I think it's poor form that they are taking the GPT-4 name for an unrelated project. After all, the underlying Vicuna is merely a fine-tuned LLaMA. Plus they use the smaller 13B version.
The results look interesting, however.
Here's hoping that they'll add GTPQ 4bit quantizing so the 65B version of the model can be run on 2x 3090.
Someone needs to write a buyer's guide for GPUs and LLMs. For example, what's the best course of action if don't need to train anything but do want to eventually run whatever model becomes the first local-capable equivalent to ChatGPT? Do you go with Nvidia for the CUDA cores or with AMD for more VRAM? Do you do neither and wait another generation?
There's a subreddit r/LocalLLaMA that seems like the most active community focused on self-hosting LLMs. Here's a recent discussion on hardware: https://www.reddit.com/r/LocalLLaMA/comments/12lynw8/is_anyo...
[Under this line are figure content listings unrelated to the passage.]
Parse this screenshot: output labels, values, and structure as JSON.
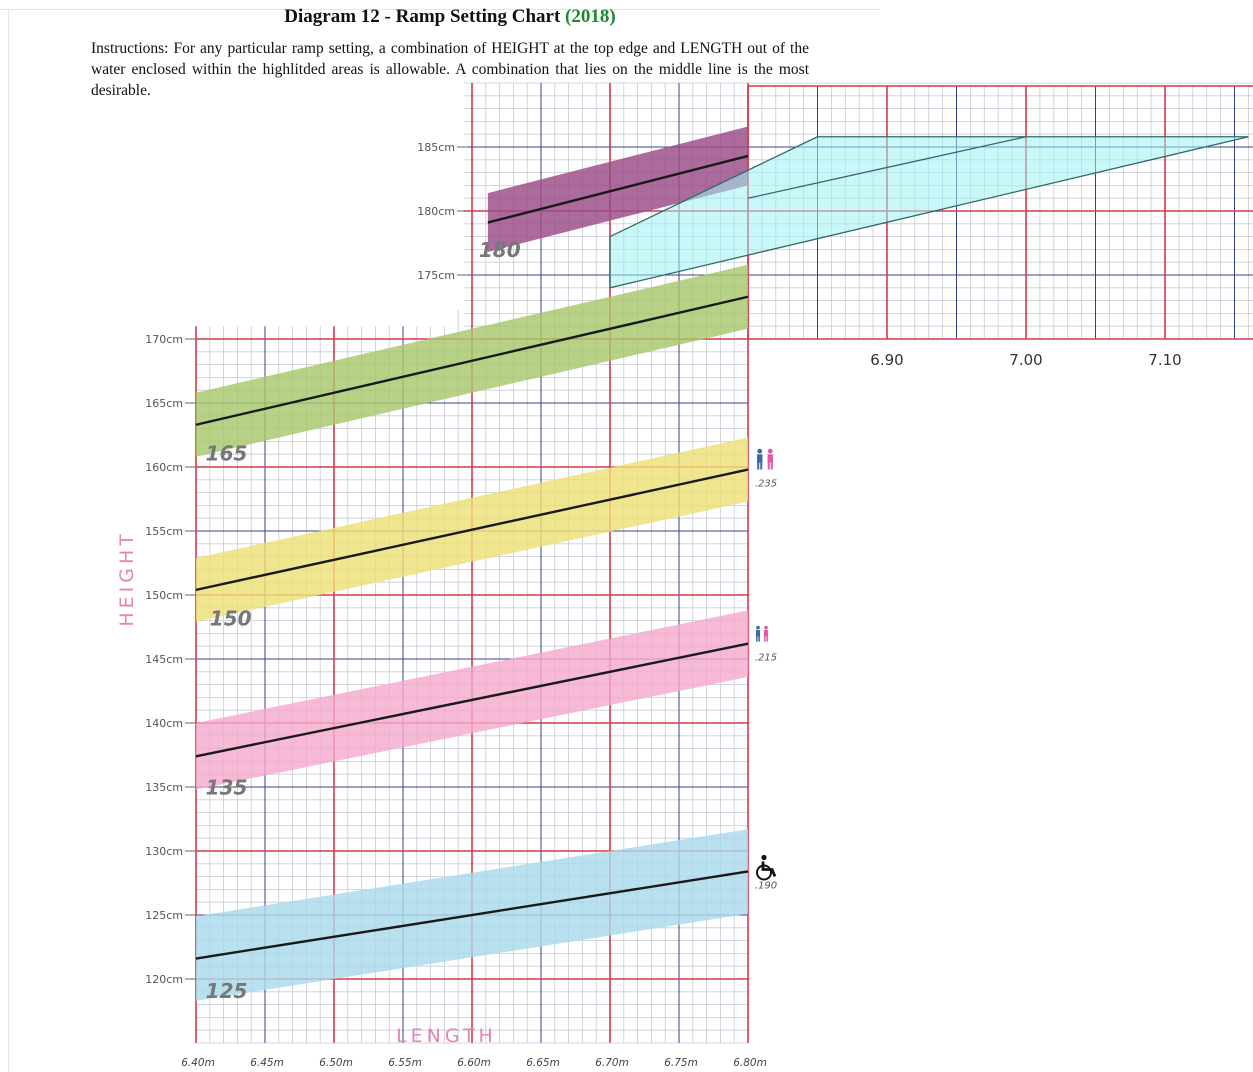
{
  "header": {
    "title": "Diagram 12 - Ramp Setting Chart",
    "year": "(2018)",
    "instructions": "Instructions: For any particular ramp setting, a combination of HEIGHT at the top edge and LENGTH out of the water enclosed within the highlitded areas is allowable. A combination that lies on the middle line is the most desirable."
  },
  "colors": {
    "major_grid": "#d8394a",
    "mid_grid": "#3a3f8f",
    "minor_grid": "#c9c9d6",
    "year_text": "#1e8a2e",
    "axis_title": "#e586b5"
  },
  "chart_data": {
    "type": "line",
    "xlabel": "LENGTH",
    "ylabel": "HEIGHT",
    "xlim": [
      6.4,
      6.8
    ],
    "ylim": [
      115,
      190
    ],
    "x_ticks": [
      "6.40m",
      "6.45m",
      "6.50m",
      "6.55m",
      "6.60m",
      "6.65m",
      "6.70m",
      "6.75m",
      "6.80m"
    ],
    "y_ticks": [
      "120cm",
      "125cm",
      "130cm",
      "135cm",
      "140cm",
      "145cm",
      "150cm",
      "155cm",
      "160cm",
      "165cm",
      "170cm",
      "175cm",
      "180cm",
      "185cm"
    ],
    "zoom_x_ticks": [
      "6.90",
      "7.00",
      "7.10"
    ],
    "grid": true,
    "series": [
      {
        "name": "125",
        "color": "#a9d9ec",
        "x": [
          6.4,
          6.8
        ],
        "y": [
          121.6,
          128.4
        ],
        "band_halfwidth": 3.3,
        "icon": "wheelchair-icon",
        "icon_value": ".190",
        "label_pos": [
          6.407,
          118.5
        ]
      },
      {
        "name": "135",
        "color": "#f4a9cd",
        "x": [
          6.4,
          6.8
        ],
        "y": [
          137.4,
          146.2
        ],
        "band_halfwidth": 2.6,
        "icon": "family-icon-small",
        "icon_value": ".215",
        "label_pos": [
          6.407,
          134.4
        ]
      },
      {
        "name": "150",
        "color": "#ede077",
        "x": [
          6.4,
          6.8
        ],
        "y": [
          150.4,
          159.8
        ],
        "band_halfwidth": 2.5,
        "icon": "family-icon",
        "icon_value": ".235",
        "label_pos": [
          6.41,
          147.6
        ]
      },
      {
        "name": "165",
        "color": "#a7c86b",
        "x": [
          6.4,
          6.8
        ],
        "y": [
          163.3,
          173.3
        ],
        "band_halfwidth": 2.5,
        "label_pos": [
          6.407,
          160.5
        ]
      },
      {
        "name": "180",
        "color": "#9a4a87",
        "x": [
          6.6115,
          6.8
        ],
        "y": [
          179.1,
          184.3
        ],
        "band_halfwidth": 2.3,
        "label_pos": [
          6.605,
          176.4
        ]
      }
    ],
    "extension": {
      "xlim": [
        6.8,
        7.17
      ],
      "ylim": [
        170,
        190
      ],
      "shaded_color": "#9ff2f2",
      "shaded_polygon": [
        [
          6.7,
          174.0
        ],
        [
          6.7,
          178.0
        ],
        [
          6.85,
          185.8
        ],
        [
          7.16,
          185.8
        ]
      ],
      "lines": [
        [
          [
            6.7,
            178.0
          ],
          [
            6.85,
            185.8
          ]
        ],
        [
          [
            6.7,
            174.0
          ],
          [
            7.16,
            185.8
          ]
        ],
        [
          [
            6.8,
            181.0
          ],
          [
            7.0,
            185.8
          ]
        ],
        [
          [
            6.85,
            185.8
          ],
          [
            7.16,
            185.8
          ]
        ]
      ]
    }
  }
}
If you're looking just for local inference, you're best bet is probably to buy a consumer GPU w/ 24GB of RAM (3090 is fine, 4090 more performance potential), which can fit a 30B parameter 4-bit quantized model that can probably be fine-tuned to ChatGPT (3.5) level quality. If not, then you can probably add a second card later on.
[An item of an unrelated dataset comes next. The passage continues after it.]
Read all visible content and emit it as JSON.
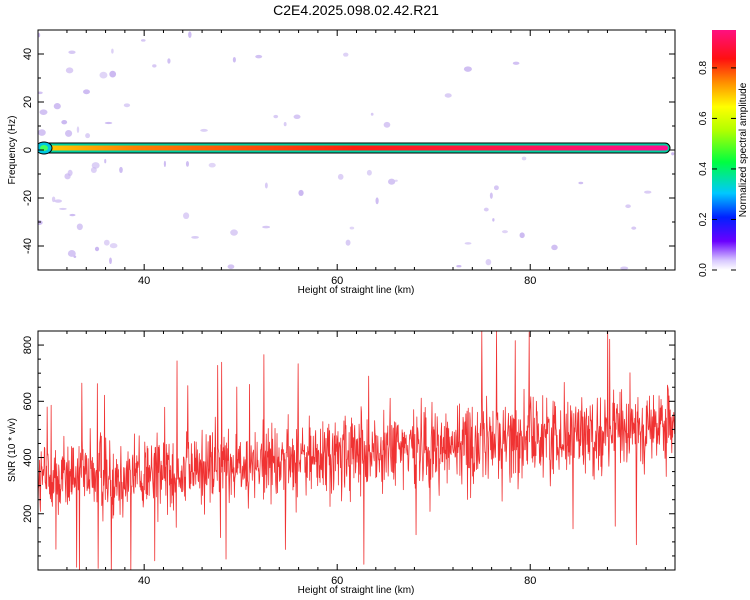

Alternatively, if you have an Apple Silicon Mac, llama.cpp performs surprisingly well, it's easy to try for free: https://github.com/ggerganov/llama.cpp
Current AMD consumer cards have terrible software support and IMO isn't really an option. On Windows you might be able to use SHARK or DirectML ports, but nothing will run out of the box. ROCm still has no RDNA3 support (supposedly coming w/ 5.5 but no release date announced) and it's unclear how well it'll work - basically, unless you would rather be fighting w/ hardware than playing around w/ ML, it's probably best to avoid (the older RDNA cards also don't have tensor cores, so perf would be hobbled even if you could get things running. Lots of software has been written w/ CUDA-only in mind).